Sein Kaffee kommt durch die Tür herein, zusammen mit Marge. »Oh, hallo, Ed. Wie geht’s?«
Dieser Geizhals wird mir den Wagen nie geben , denke ich, aber ich lächle sie freundlich an und sage: »Nicht schlecht, Marge, und selbst?« Sie stellt den Kaffee auf den Tisch und lässt uns höflicherweise wieder allein.

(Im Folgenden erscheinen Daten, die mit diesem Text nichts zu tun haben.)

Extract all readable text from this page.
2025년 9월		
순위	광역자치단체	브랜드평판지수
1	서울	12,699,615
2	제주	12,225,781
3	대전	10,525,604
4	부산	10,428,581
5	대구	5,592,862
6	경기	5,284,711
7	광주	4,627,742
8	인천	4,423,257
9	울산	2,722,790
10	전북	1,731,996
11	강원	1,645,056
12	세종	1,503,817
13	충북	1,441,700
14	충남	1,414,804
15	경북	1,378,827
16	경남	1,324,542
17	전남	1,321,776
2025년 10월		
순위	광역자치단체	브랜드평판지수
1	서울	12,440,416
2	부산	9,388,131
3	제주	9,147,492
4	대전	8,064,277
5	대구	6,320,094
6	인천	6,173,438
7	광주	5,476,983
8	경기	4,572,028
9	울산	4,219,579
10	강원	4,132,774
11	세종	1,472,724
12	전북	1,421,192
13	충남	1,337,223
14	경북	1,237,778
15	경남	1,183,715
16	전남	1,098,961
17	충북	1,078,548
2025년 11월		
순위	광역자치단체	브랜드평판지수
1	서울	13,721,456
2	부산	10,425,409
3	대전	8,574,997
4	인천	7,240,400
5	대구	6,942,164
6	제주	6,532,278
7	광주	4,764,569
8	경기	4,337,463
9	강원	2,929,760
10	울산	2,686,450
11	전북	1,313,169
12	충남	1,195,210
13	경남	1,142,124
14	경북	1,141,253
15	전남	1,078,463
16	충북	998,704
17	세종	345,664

Big Jerry trinkt einen Schluck und sagt: »Ah, das tut gut!« Dann schmilzt sein hartes Herz. Dank Marge. Unschlagbares Timing. Er sagt: »Also schön, Ed. Weil du so gut arbeitest, kannst du ihn haben. Aber nur dieses eine Mal, kapiert?«
»Danke.«
»Arbeitest du morgen?« Er schaut auf den Dienstplan und beantwortet sich die Frage selbst. »Nachtschicht.« Er schlürft seinen Kaffee und erklärt dann abschließend: »Bring ihn mir morgen Mittag zurück. Punkt zwölf, keine Minute
später. Ich werde ihn mir am Nachmittag ansehen, er muss sowieso mal durchgecheckt werden.«
»Alles klar, Sir.«
»Und jetzt lass mich in Ruhe meinen Kaffee trinken.«
Ich gehe.
Ich gehe an Audrey vorbei, die immer noch mit ihrem neuen Kerl zugange ist. Ich verabschiede mich, aber wieder hört sie mich nicht. Sie wird heute Nacht nicht mit den anderen Karten spielen, genauso wenig wie ich. Marv wird stinksauer sein, aber er wird’s überleben. Er wird seine Schwester überreden, für Audrey einzuspringen, und seinen alten Herrn für mich. Marissa ist fünfzehn und ein nettes Mädchen, muss aber mit einem Bruder wie Marv eine Menge einstecken. Er macht ihr das Leben zur Hölle. Zum Beispiel wird sie von allen Lehrern gehasst, weil Marv in der Schule so ein Klugscheißer war. Sie glauben, dass Marissa nichts im Kopf hat, dabei ist sie ziemlich clever.
Wie auch immer, heute Abend steht bei mir etwas anderes auf dem Plan als Kartenspielen. Ich versuche, etwas zu essen, schaffe es aber nicht. Ich hole das Karo-Ass und die Pistole hervor, lege beides auf den Küchentisch und starre darauf.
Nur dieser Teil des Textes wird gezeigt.